Abstract:With short video platforms becoming one of the important channels for news sharing, major short video platforms in China have gradually become new breeding grounds for fake news. However, it is not easy to distinguish short video rumors due to the great amount of information and features contained in short videos, as well as the serious homogenization and similarity of features among videos.
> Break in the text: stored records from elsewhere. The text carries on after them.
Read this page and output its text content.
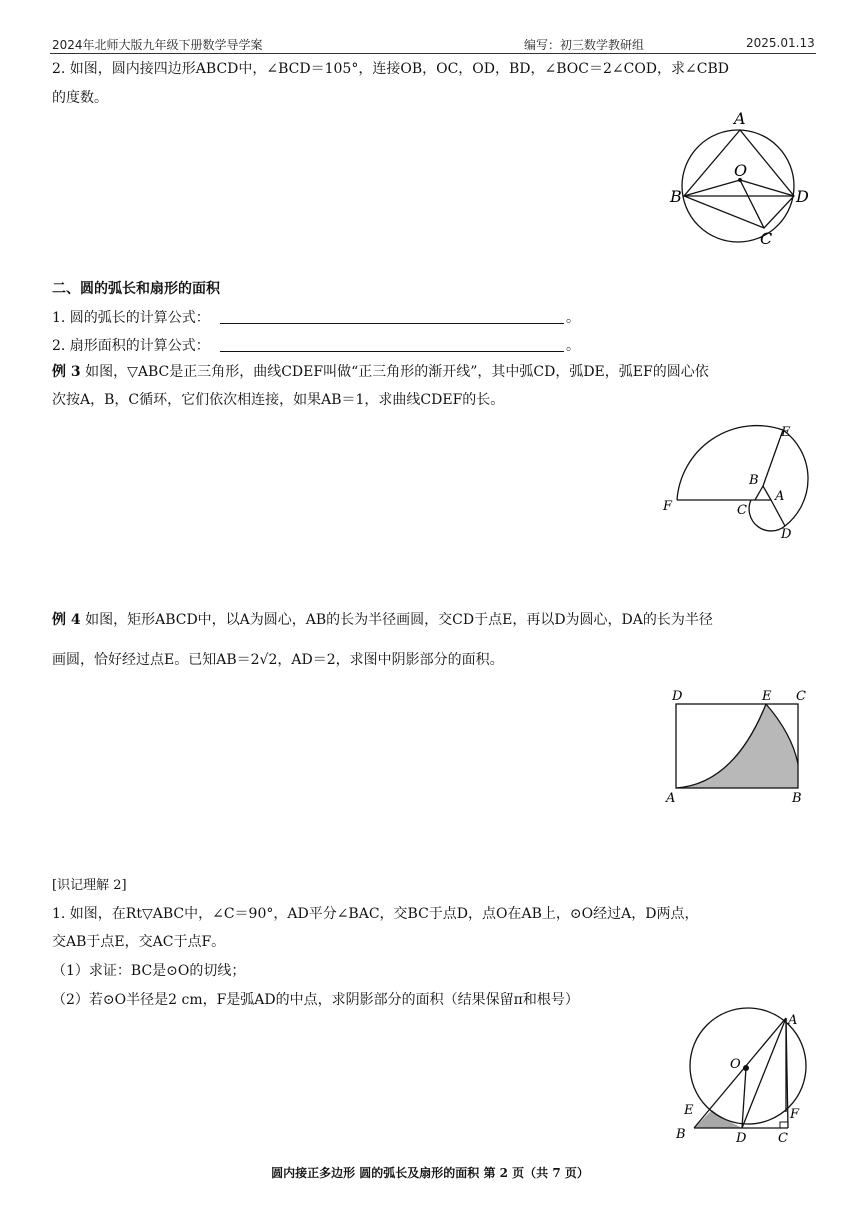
2024年北师大版九年级下册数学导学案	编写：初三数学教研组	2025.01.13
2. 如图，圆内接四边形ABCD中，∠BCD＝105°，连接OB，OC，OD，BD，∠BOC＝2∠COD，求∠CBD
的度数。
A
O
B	D
C
二、圆的弧长和扇形的面积
1. 圆的弧长的计算公式：	。
2. 扇形面积的计算公式：	。
例 3 如图，▽ABC是正三角形，曲线CDEF叫做“正三角形的渐开线”，其中弧CD，弧DE，弧EF的圆心依
次按A，B，C循环，它们依次相连接，如果AB＝1，求曲线CDEF的长。
E
B
A
F	C
D
例 4 如图，矩形ABCD中，以A为圆心，AB的长为半径画圆，交CD于点E，再以D为圆心，DA的长为半径
画圆，恰好经过点E。已知AB＝2√2，AD＝2，求图中阴影部分的面积。
D	E C
A	B
[识记理解 2]
1. 如图，在Rt▽ABC中，∠C＝90°，AD平分∠BAC，交BC于点D，点O在AB上，⊙O经过A，D两点，
交AB于点E，交AC于点F。
（1）求证：BC是⊙O的切线；
（2）若⊙O半径是2 cm，F是弧AD的中点，求阴影部分的面积（结果保留π和根号）
A
O
E	F
B	D C
圆内接正多边形 圆的弧长及扇形的面积 第 2 页（共 7 页）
In order to mitigate the spread of short video rumors, our group decides to detect short video rumors by constructing multimodal feature fusion and introducing external knowledge after considering the advantages and disadvantages of each algorithm. The ideas of detection are as follows: (1) dataset creation: to build a short video dataset with multiple features; (2) multimodal rumor detection model: firstly, we use TSN (Temporal Segment Networks) video coding model to extract video features; then, we use OCR (Optical Character Recognition) and ASR (Automatic Character Recognition) to extract video features. Recognition) and ASR (Automatic Speech Recognition) fusion to extract text, and then use the BERT model to fuse text features with video features (3) Finally, use contrast learning to achieve distinction: first crawl external knowledge, then use the vector database to achieve the introduction of external knowledge and the final structure of the classification output. Our research process is always oriented to practical needs, and the related knowledge results will play an important role in many practical scenarios such as short video rumor identification and social opinion control.